Foi a estupefacção de um dos palestrantes da conferência, Al Crisci, com os porquês da reincidência, que em 2009, fez nascer The Clink, uma franquia de restaurantes localizados em zonas prisionais. Al Crisci dava formação de catering numa cadeia britânica, High Down, em Surrey, contudo não percebia o porquê de pessoas que tinham sido orientadas por si, após terem formação, voltavam para as cadeias. Contou, que ao questionar um preso, este lhe respondeu com uma pergunta, “Quem achas que lá fora dá emprego a alguém com cadastro?”.
Al Crisci decidiu fazer uma série de refeições na cadeia onde convidava empresários do ramo da hotelaria, com o intuito de que os presos mostrassem as suas mais valias e pudessem trocar contactos.
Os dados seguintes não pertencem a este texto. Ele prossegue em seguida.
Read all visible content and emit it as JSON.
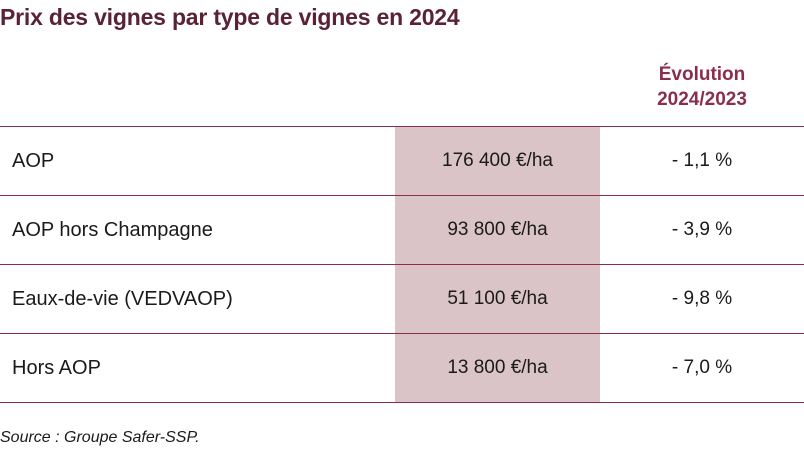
{
  "chart_data": {
    "type": "table",
    "title": "Prix des vignes par type de vignes en 2024",
    "columns": [
      "",
      "",
      "Évolution 2024/2023"
    ],
    "column_header_lines": [
      "Évolution",
      "2024/2023"
    ],
    "rows": [
      {
        "label": "AOP",
        "price": "176 400 €/ha",
        "evolution": "- 1,1 %"
      },
      {
        "label": "AOP hors Champagne",
        "price": "93 800 €/ha",
        "evolution": "- 3,9 %"
      },
      {
        "label": "Eaux-de-vie (VEDVAOP)",
        "price": "51 100 €/ha",
        "evolution": "- 9,8 %"
      },
      {
        "label": "Hors AOP",
        "price": "13 800 €/ha",
        "evolution": "- 7,0 %"
      }
    ],
    "values": [
      176400,
      93800,
      51100,
      13800
    ],
    "evolution_values": [
      -1.1,
      -3.9,
      -9.8,
      -7.0
    ],
    "source": "Source : Groupe Safer-SSP.",
    "colors": {
      "title": "#5a2236",
      "accent": "#8b2e4b",
      "shade": "#dbc4c8"
    }
  }
}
A ideia foi um sucesso, sendo que mais tarde, em parceria com a direcção da cadeia abriu o primeiro The Clink, onde os empregados são a comunidade prisional que pretende trabalhar. O sucesso deste projecto é demonstrado mais uma vez pelas taxas de reincidência mais baixas, por quem passa por este programa de formação.
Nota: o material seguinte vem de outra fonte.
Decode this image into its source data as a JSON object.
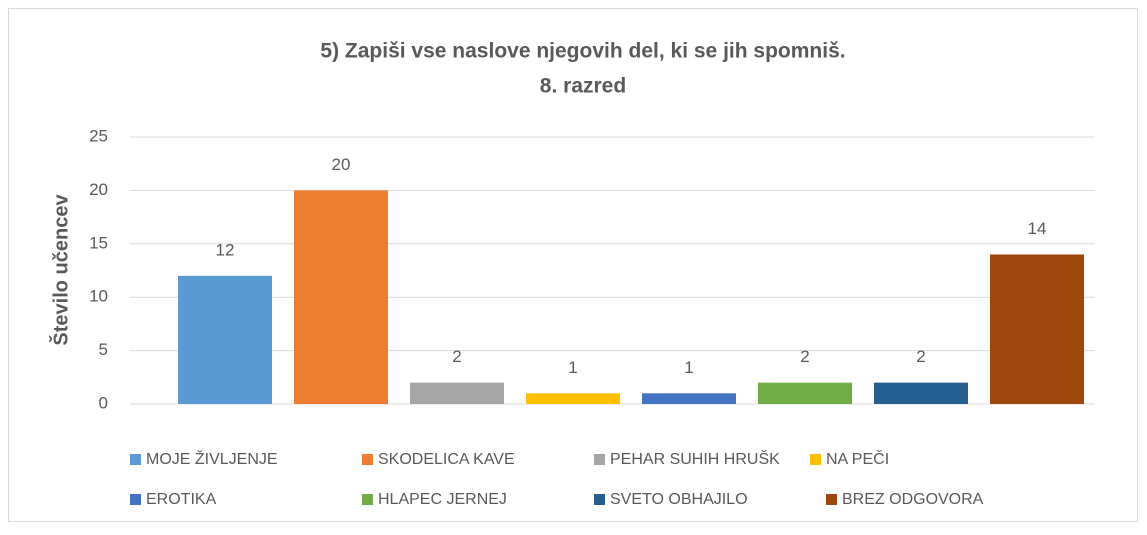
{
  "chart_data": {
    "type": "bar",
    "title": "5) Zapiši vse naslove njegovih del, ki se jih spomniš.",
    "subtitle": "8. razred",
    "y_label": "Število učencev",
    "series": [
      {
        "name": "MOJE ŽIVLJENJE",
        "color": "#5b9bd5",
        "values": [
          12
        ]
      },
      {
        "name": "SKODELICA KAVE",
        "color": "#ed7d31",
        "values": [
          20
        ]
      },
      {
        "name": "PEHAR SUHIH HRUŠK",
        "color": "#a5a5a5",
        "values": [
          2
        ]
      },
      {
        "name": "NA PEČI",
        "color": "#ffc000",
        "values": [
          1
        ]
      },
      {
        "name": "EROTIKA",
        "color": "#4472c4",
        "values": [
          1
        ]
      },
      {
        "name": "HLAPEC JERNEJ",
        "color": "#70ad47",
        "values": [
          2
        ]
      },
      {
        "name": "SVETO OBHAJILO",
        "color": "#255e91",
        "values": [
          2
        ]
      },
      {
        "name": "BREZ ODGOVORA",
        "color": "#9e480e",
        "values": [
          14
        ]
      }
    ],
    "ylim": [
      0,
      25
    ],
    "yticks": [
      0,
      5,
      10,
      15,
      20,
      25
    ],
    "grid": true,
    "legend": "bottom"
  }
}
A troca de ideias não ficou apenas pela partilha de experiências pessoais, projectos de cariz meramente social, ou até de pendor empresarial. Houve ainda o testemunho do antigo ministro da justiça belga, o democrata cristão, Koen Geens, que falou sobre a implementação da ideia das casas de detenção na Bélgica, aludindo também à rejeição da privatização do sistema prisional.
As casas de detenção são uma ideia que a Associação Internacional RESCALED defende, sendo estas de pequena escala, diferenciadas e integradas na comunidade, contribuindo para sociedades sustentáveis, seguras e inclusivas. Exceptuando casos raros de alto risco, as pessoas em detenção vivem uma vida comunitária e assumem a responsabilidade pelas tarefas diárias e negociam as tensões que advêm da convivência com os outros. Sendo estas casas mais pequenas e com outro tipo de organização tem-se verificado um melhor desenvolvimento de relações, com vista à reinserção das pessoas na comunidade.
Por tudo isto, o Prison Insights é algo que deve continuar a repetir-se, não só pela perspectiva pessoal, mas acima de tudo pela necessidade colectiva de colocar os problemas criminais em debate, formulando novas soluções judiciais e sociais que contribuam significativamente para resolução de problemas, como é o caso da reinserção. Mais uma vez, as cadeias não podem ser esquecidas, e também não podem ser uma forma leve e rápida para onde despejamos vidas que nem sempre se conseguiram integrar da melhor forma na sociedade.
O erro apenas define a qualidade de ser Humano e, por isso, não nos pode diferenciar de um qualquer outro semelhante. Por agora, para esta discussão, o Prison Insights dá o seu contributo. Contudo, é óbvio que o tema não se esgota discutindo as cadeias e a reinserção de pessoas na sociedade, pois o crime, a sua existência e perpetuação passará indiscutivelmente pela discussão da sociedade que temos e a que queremos; a discussão do Sistema que queremos, e o que temos, que discrimina à nascença indivíduos, grupos, classes.
A reformulação da sociedade, e a construção de algo novo, e melhor, dá-se através de inúmeros pequenos passos, umas vezes para a frente, outras vezes para trás, numa perspectiva de dar, futuramente, um passo maior do que o recuo. Tudo isto é a evolução, palavra que, em passos continuados e cíclicos, tendentes a mudança, se costuma associar o prefixo re. Esperemos que seja para lá que caminhamos, cada vez mais Humanos, cada vez com mais humanos, em nosso redor e ao seu redor. Resta-nos assim contribuir, e continuar esperançosos num futuro, onde o Sol brilhe para todos nós… e de preferência sem quadradinhos.